Are You Experienced
The Jimi Hendrix Experience
Stanco che nella sua terra non riconoscessero le sue virtù
come chitarrista, James Marshall Hendrix
seguì il consiglio di Chas Chandler,
bassista degli Animals, e andò con
lui a Londra, dove gli misero su un
gruppo tutto suo e lo chiusero in uno studio di registrazione. Quel 1967
passerà alla Storia per tante cose tra le quali farà irruzione la rivoluzione
che questo giovane musicista nero scatenò nell’universo rock delle superstar e la
sua influenza in una società non abituata agli eccessi creativi e vitali di
qualcuno che, nel fondo, voleva solo sentirsi libero. In tutti i sensi.

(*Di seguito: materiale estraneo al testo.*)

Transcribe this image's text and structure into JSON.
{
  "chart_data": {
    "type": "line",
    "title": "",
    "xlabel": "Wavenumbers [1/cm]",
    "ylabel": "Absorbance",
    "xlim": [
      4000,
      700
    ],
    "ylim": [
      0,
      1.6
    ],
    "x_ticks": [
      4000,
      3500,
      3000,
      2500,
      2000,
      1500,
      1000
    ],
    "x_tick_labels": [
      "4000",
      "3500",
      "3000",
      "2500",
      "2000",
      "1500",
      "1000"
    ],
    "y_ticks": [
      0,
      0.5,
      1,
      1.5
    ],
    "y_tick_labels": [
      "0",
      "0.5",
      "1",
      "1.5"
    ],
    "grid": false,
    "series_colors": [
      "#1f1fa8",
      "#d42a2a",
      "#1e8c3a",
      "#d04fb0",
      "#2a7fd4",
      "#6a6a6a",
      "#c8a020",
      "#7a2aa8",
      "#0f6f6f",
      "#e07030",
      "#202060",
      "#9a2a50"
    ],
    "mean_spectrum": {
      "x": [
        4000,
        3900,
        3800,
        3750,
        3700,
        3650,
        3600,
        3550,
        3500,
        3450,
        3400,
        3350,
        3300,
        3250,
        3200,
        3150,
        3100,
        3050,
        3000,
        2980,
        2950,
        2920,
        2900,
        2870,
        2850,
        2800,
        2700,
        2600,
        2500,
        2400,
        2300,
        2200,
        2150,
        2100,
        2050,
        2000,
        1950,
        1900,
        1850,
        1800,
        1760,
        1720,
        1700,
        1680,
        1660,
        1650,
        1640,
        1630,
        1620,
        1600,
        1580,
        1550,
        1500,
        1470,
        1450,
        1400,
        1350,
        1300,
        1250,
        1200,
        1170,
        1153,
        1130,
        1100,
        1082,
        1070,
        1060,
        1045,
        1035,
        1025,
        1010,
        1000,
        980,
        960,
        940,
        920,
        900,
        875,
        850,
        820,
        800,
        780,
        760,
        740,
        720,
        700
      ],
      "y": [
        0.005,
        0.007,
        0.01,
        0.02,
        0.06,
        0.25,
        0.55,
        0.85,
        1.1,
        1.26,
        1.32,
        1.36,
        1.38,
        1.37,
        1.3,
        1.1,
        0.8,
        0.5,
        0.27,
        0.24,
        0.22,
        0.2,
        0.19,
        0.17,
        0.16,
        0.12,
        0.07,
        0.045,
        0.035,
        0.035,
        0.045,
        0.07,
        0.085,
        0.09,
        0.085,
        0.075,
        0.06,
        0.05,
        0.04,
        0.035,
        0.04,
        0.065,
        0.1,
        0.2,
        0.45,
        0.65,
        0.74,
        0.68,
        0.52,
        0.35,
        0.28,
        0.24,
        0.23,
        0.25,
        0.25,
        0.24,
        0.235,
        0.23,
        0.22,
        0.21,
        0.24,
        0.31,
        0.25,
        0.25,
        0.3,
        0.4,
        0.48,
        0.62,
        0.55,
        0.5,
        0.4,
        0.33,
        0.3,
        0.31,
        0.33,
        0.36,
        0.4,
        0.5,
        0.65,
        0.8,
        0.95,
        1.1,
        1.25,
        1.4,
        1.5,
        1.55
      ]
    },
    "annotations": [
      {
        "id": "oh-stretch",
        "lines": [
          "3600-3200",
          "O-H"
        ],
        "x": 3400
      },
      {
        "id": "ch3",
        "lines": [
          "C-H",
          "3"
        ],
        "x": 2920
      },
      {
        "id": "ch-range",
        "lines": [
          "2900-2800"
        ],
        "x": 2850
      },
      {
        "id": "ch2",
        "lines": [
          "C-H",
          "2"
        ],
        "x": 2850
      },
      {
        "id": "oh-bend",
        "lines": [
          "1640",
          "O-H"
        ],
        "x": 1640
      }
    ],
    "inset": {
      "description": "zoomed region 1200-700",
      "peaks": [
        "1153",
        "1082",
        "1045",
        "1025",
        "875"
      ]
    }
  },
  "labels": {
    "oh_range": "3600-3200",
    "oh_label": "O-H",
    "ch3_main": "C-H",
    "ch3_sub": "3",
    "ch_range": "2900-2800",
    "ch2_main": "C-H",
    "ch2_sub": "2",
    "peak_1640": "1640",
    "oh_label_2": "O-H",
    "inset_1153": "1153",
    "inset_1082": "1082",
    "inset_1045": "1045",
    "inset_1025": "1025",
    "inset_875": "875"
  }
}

Il suo primo album, intitolato con uno degli slogan hippy,
è un punto di riferimento della psichedelia e, per quanto deve interessare ai
lettori di Guitars Exchange, un
momento chiave nell’evoluzione dello strumento che ha dominato l’ultimo secolo:
la chitarra elettrica. Le grandi stelle del rock come Eric Clapton
pensavano di aver visto e fatto già tutto e vivevano assopiti nell’Olimpo dal quale Hendrix li fece cadere non appena gli diedero la possibilità di
salire a briglie sciolte sui palchi britannici. Dicono che Pete Townshend de The Who
disse che non avrebbe mai più suonato dopo di lui dopo averlo visto aprire uno
dei suoi concerti come invitato. Il suo famoso mulinello alla chitarra sembrava
un gioco da ragazzi accanto a un tipo che alla propria chitarra dava
letteralmente fuoco.
Tecnicamente perfetto e padrone dei pochi trucchi che a
quell’epoca permetteva la tecnologia. Il wah-wah, ovviamente, e l’uso
incredibile del feedback facevano la differenza nelle sue canzoni a tono con i
normali sviluppi psichedelici di batterie inverse e cose così. Mitch Mitchell, percussionista in
chiave jazz, e Noel Redding al basso lo seguono alla perfezione tanto nel delirio
de Third
Stone Frome The Sun come nella forza contundente di Foxy
Lady, tutta una dichiarazione d’intenti con la quale inizia un vinile
leggendario.
Per i puristi del collezionismo in era digitale, nel disco
originale non erano inclusi diversi pezzi che uscirono come single nello stesso periodo come Purple
Haze, Hey Joe, The Wind Cries Mary. Fino al 1997,
quando lo stesso ingegnere del suono che aveva lavorato con Hendrix, Eddie Kramer, li incluse nella corrispondente edizione
rimasterizzata in CD.
Questo è forse uno dei pochi ‘crimini’ apprezzabili fra la
migliaia che sono stati perpetrati con la memoria di Hendrix, del quale ci si è approfittati fino all’ultima frattaglia
musicale che i produttori sono stati capaci di ritrovare in qualche cassetto di
uno studio polveroso e abbandonato. Con questi tre pezzi si ottiene una
panoramica completa dell’epoca più prolifica di un artista al quale, molto presto, gli cadrà il mondo
addosso.
Una visione di ciò che, da quel momento in poi, sarebbe
stato il rock sotto il dominio delle
sei corde. Una forma di suonare dove non importa se crei un assolo cristallino,
distorto o con i denti: l’importante è essere capaci di trasmettere ciò che
senti. Sicuramente, senza il suo tormento interiore affogato in un po’ di
eroina diluita, non sarebbe riuscito ad essere così ‘autentico’. Ma l’avremmo
anche perdonato, naturalmente, a patto di continuare a godere della sua musica.